God’s love for us is the only reason we can even talk about having  “a participation in the Divine nature.” Participating in Divine nature is something none of us, as we are created, can do, and cannot do on our own power. To obtain this end, we need the ability to obtain that end. But to know God in His Trinity belongs to God in His Trinity; human reason alone cannot pierce the inner life of God. In fact, if we take only the idea that “like knows like” (that the mind must conform to the thing it seeks to know in order to know it), sometimes popularly expressed as “it takes one to know one,” we need the Divine nature to know and love the Divine nature.

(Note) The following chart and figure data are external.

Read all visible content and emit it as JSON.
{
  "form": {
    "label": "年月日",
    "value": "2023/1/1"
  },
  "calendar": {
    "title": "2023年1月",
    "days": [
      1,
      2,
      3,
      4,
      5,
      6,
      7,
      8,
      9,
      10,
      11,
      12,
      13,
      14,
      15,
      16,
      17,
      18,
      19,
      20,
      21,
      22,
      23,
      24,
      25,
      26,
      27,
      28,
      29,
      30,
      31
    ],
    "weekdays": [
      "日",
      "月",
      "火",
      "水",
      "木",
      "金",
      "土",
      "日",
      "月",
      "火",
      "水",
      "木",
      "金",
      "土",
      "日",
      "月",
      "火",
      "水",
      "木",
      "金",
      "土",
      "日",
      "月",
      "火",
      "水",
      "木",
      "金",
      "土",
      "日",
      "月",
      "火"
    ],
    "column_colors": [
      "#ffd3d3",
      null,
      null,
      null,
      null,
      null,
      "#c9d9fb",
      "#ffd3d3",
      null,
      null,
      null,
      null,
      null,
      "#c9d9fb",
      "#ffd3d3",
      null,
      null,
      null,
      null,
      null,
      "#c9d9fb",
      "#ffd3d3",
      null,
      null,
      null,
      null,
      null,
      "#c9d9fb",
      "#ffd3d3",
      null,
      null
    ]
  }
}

Christ gives us this seed of the doctrine of grace when he teaches his disciples that “whoever receives the one I send receives me, and whoever receives me receives the one who sent me.” Christ, Who unites us to Himself as members of His Mystical Body, sends us the Holy Spirit. In explaining what the Holy Spirit does when sent, St. Thomas Aquinas has recourse to the Doctor of Grace, citing St. Augustine from De Spir. et Lit. (xxi) that “”What else are the Divine laws written by God Himself on our hearts, but the very presence of His Holy Spirit?”” These divine laws are not merely proclaimed laws, something we know, but transformative laws, giving us the ability to do those things contained in the New Law: to love the Lord our God with our heart, soul, mind, and strength, and to love our neighbor as ourselves.

This participation Divine nature does not eradicate our human nature nor does it destroy our actions. Rather, the Holy Spirit dwelling in us makes us able to “love [God], as He is the object of beatitude, and inasmuch as man has a spiritual fellowship with God” (ST I-II.109.3 c): to act according to the theological virtue of charity, or caritas. This virtue, which directs man to union with God in His Trinity as our highest good “cannot be caused by human acts, the principle of which is reason, but is produced in us by the Divine operation alone” (ST. I-II.63.2 c). For in the end, to be given a participation in the Divine nature, to be given grace, is to be given the ability and opportunity to know and love God in His Trinity and to be known and loved by Him in His Trinity through Christ for all eternity.

For a post TL/DR wrap up, I’d like to turn to Matthew Levering’s commentary on St. Augustine’s Homilies on the First Epistle of John, from his excellent work The Theology of Augustine. Levering writes that:

The beauty of the soul consists in its love. In becoming human, and dying on the cross, Jesus Christ took on our ugliness so as to reveal the beauty of his charity. When we love the beautiful Lord, we become like him. To boast in our own beauty, however, would destroy it. Rather we can be beautiful only by keeping our eyes on the beautiful God. In loving God, we love the one who loves sinners so as to make them good…We see God (who is love) by love.

 

 

If you’re interested in a pretty solid overview of the initial issues and questions that arise about grace, my friend John Hall wrote some excellent thoughts up over at Mountain Catholic. He says stuff like: “God, being the source of all goodness, will fulfill every desire and eliminate all sorrow to be sure, but heaven is nothing other than personal and intimate union with the source of goodness, truth, and beauty Himself.” So go check it out.

 

*This would also be an excellent band name kids: Hylomorph and the Hermeneutics of Whatever. Make it happen.

**My Italian is all but nonexistent, and so I used google translate and an Italian dictionary to attempt to muddle it out. The original Italian is here, in case someone wants to translate and correct it:

La creazione è opera di Dio Uno e Trino. Il mondo “creato” nel Verbo-Figlio viene “restituito” insieme con il Figlio al Padre, mediante quel Dono Increato consostanziale ad entrambi, che è lo Spirito Santo. In tal modo il mondo viene “creato” in quell’Amore che è lo Spirito del Padre e del Figlio. Questo universo abbracciato dall’eterno Amore, incomincia a esistere nell’istante scelto dalla Trinità come inizio del tempo.

In tal modo la creazione del mondo è opera dell’Amore; l’universo, dono creato, scaturisce dal Dono Increato, dall’Amore reciproco del Padre e del Figlio, dalla santissima Trinità.